The whole structure also counts on other DROP investors to sue the AO in case there is something fraudulent. Again having some subscription of DROP inside the MakerDAO community is better insurance to have someone making legal actions.
Nevertheless, the notification was not acted upon as it wasn’t clear. It was mainly related to DROP APR decrease that didn’t impact MakerDAO.
As a first response, we discussed with New Silver to limit the LTV deviation. New Silver bought back a high LTV loan from the pool (added after the cutoff date) and sold it to another partner and agreed to limit high LTV (85%-90% LTV) to below 15% of the total pool.
A solution was discussed at the June,15th weekly RWA internal meeting. As the Centrifuge pools are migrating to add an Independent Director that needs to validate some Material Actions, the idea was to make changing the executive summary a Material Action that will need the Independent Director approval. The approval will need to perform some actions:
- Ensuring notification to a list of people (most of the RWA Committee for more redundancy). Section XIV.3 (i)
- Ensuring that all DROP holders that want to exit the pool have been repaid before application of the new executive summary. Section XIV.3 (ii)
(full operating agreement will be shared when finalized)
- 2021-05-XX: Discussion between RWF and New Silver about a executive summary change to decrease the DROP APR
- 2021-05-21: New Silver sent an email about the change in drop rate
- 2021-06-08: New Silver monthly audit call by RWF
- 2021-06-08 (after the call): Updating the New Silver Dashboard and finding the issue
- 2021-06-09: Discussion the matter with New Silver
- 2021-06-10: Publishing the RWA Monthly Report
- 2021-06-11: Call with New Silver to discuss the issue and apply a quick fix, shared with the RWA Committee
- 2021-06-11: PaperImperium publish [Discussion] Liquidation Mechanisms For DROP Assets – Under-Collateralized & Mispriced
- 2021-06-18: Community call: Focus on #02 - New Silver
- 2021-06-19: Signal Request by PaperImperium to increase SF by 3% when there is an executive summary change
- 2021-06-21: Negotiation with New Silver on the new final terms
- 2021-06-21: Draft finalized of this postmortem and sent for review
- 2021-06-22: Team review
- 2021-06-22: Publication
- The monthly audit detected the issue
- New Silver immediately took action to offboard a high LTV loan after our June, 9th call.
- The notification procedure completely failed.
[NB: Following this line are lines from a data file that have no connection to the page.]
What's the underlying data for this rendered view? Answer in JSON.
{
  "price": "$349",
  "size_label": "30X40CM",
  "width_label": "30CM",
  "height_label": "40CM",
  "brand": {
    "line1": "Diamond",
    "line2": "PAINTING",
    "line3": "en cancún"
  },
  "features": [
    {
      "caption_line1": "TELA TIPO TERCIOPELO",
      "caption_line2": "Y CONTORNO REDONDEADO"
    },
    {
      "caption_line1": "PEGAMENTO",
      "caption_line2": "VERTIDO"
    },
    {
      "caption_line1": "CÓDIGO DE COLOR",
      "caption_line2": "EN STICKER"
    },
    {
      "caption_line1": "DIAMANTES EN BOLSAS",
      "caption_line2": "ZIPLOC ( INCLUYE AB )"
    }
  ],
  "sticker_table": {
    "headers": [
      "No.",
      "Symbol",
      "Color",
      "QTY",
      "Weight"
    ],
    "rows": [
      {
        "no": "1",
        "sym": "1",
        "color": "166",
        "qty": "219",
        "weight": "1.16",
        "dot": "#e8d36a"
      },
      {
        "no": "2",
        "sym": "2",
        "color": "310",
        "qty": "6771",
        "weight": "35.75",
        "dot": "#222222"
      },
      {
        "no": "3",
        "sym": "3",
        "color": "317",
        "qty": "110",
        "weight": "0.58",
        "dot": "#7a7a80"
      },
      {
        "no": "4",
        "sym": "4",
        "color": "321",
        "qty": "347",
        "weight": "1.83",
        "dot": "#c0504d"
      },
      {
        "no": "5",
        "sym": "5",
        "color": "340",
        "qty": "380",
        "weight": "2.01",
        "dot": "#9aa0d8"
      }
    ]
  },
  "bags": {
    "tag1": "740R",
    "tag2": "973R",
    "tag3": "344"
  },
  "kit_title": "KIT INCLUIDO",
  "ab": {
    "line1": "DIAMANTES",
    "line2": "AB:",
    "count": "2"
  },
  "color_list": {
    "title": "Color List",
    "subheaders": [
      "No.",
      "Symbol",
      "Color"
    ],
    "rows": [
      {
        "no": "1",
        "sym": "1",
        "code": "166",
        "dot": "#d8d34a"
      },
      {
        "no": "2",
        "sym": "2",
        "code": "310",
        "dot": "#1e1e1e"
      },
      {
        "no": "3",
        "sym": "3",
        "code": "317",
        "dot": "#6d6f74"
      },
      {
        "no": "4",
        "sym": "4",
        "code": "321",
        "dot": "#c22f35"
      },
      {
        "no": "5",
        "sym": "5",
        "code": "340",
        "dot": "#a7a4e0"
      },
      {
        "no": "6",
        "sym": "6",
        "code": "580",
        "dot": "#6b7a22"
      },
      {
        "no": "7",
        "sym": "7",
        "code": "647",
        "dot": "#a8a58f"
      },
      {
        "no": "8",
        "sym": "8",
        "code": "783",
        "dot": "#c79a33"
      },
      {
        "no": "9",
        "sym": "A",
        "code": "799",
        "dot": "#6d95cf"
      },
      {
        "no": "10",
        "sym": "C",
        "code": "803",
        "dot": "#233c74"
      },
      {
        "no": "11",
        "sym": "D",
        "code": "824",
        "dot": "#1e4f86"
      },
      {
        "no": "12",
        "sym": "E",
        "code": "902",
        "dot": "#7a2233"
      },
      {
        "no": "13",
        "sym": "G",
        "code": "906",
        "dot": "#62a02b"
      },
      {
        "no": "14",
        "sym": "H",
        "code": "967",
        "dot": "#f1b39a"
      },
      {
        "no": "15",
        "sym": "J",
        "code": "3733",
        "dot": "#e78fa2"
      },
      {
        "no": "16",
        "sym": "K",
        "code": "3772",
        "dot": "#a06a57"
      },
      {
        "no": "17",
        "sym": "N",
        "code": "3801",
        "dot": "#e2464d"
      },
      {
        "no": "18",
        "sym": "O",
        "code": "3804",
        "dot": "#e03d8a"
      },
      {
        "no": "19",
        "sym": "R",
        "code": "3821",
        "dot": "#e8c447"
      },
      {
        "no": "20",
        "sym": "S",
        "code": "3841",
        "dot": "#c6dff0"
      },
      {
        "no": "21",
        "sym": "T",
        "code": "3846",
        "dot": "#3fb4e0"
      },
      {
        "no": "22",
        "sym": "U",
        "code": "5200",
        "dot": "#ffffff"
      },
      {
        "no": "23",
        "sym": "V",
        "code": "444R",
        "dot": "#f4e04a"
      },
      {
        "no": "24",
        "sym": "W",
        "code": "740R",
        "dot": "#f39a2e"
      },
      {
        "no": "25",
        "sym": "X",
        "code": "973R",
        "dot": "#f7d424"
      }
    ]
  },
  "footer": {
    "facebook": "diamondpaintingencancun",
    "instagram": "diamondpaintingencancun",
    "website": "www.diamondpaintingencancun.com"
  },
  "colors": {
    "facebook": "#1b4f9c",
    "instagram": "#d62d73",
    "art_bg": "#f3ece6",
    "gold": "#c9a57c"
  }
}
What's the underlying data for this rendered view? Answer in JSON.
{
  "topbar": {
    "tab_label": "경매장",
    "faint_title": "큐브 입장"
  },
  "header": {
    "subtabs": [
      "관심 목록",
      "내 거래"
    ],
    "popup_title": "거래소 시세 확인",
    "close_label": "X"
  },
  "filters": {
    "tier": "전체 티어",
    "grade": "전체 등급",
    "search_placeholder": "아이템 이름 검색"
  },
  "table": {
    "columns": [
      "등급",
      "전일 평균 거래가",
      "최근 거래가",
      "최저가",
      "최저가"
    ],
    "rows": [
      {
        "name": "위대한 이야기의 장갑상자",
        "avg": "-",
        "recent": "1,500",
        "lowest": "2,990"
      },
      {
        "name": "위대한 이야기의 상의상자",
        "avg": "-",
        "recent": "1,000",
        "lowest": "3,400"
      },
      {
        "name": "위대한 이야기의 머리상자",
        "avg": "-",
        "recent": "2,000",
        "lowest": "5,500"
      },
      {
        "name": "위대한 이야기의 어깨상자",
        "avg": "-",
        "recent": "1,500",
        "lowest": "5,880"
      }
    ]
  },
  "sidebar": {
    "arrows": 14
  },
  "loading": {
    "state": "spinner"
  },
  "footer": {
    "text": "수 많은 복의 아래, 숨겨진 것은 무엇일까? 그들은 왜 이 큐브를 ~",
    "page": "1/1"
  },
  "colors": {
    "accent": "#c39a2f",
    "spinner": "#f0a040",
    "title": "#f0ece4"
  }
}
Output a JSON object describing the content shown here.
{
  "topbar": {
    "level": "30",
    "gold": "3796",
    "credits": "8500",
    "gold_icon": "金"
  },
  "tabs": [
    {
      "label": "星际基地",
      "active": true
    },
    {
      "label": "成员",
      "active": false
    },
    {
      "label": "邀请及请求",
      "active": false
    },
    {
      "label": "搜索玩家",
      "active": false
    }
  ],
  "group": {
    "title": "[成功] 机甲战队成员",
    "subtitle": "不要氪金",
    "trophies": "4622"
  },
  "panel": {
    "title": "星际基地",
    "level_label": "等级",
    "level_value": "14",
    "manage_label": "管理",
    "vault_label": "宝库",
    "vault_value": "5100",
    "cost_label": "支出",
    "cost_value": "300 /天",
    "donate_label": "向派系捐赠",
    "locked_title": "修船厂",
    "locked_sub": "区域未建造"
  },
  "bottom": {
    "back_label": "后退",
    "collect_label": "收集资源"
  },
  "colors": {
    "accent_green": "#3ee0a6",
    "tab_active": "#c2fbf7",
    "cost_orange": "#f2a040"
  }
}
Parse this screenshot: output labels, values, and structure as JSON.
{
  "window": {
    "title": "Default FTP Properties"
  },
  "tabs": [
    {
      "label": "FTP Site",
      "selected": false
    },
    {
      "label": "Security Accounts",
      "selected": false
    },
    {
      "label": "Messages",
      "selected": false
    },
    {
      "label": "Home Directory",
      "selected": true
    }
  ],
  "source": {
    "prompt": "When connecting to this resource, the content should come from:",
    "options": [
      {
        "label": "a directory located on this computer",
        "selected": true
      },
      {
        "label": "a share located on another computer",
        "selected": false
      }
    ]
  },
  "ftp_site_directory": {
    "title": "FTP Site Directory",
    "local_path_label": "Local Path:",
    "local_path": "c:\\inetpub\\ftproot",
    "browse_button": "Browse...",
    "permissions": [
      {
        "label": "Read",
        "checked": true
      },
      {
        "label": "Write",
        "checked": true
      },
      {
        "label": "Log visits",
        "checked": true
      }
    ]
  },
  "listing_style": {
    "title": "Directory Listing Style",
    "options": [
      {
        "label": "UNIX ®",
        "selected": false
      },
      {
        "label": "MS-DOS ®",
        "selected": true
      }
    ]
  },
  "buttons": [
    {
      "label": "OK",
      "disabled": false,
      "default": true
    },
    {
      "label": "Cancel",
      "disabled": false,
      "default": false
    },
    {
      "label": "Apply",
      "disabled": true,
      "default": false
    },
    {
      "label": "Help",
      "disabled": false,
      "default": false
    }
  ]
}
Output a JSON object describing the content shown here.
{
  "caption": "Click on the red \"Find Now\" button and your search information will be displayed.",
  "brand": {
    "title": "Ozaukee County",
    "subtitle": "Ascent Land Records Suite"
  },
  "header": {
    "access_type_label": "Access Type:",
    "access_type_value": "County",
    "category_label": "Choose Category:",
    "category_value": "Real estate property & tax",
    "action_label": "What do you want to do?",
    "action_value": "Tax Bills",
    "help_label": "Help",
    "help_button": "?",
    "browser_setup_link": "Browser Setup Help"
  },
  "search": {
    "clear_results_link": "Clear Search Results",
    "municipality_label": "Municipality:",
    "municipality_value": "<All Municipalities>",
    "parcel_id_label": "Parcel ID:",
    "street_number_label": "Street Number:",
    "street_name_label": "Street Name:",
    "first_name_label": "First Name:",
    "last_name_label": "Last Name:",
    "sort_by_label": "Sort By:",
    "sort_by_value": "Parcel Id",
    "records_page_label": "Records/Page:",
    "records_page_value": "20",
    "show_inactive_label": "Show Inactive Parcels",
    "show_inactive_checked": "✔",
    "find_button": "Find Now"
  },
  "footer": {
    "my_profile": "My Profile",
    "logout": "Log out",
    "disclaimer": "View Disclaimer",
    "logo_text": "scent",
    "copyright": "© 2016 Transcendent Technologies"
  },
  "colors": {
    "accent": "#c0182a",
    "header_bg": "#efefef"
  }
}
The mail wasn’t clear enough and was discarded as it highlighted a change to the DROP APR that didn’t impact MakerDAO.
- The community didn’t seem to be aware of clause 4.F.
The notification arrived at the RWF CU facilitator (as per the DROP subscription). The rest of the team didn’t subscribe to DROP tokens. Even if some community members have subscribed it is not clear it would have been expected of them to inform the rest of the community.
Moreover, only the RWF has access to the loan tape to update the dashboard. Failure to do so would leave MakerDAO in the black. We work by 2 to have some redundancy but that might not be enough.
All the parties are working to get the loan data (LTV, LTC, and ARV) on the Centrifuge chain in a public format. With such a feature, anyone would be able to check the status of the pool in detail and that would enable MakerDAO to create a smart contract to automatically protect the protocol if needed (DROP co-investor falling below the minimum threshold).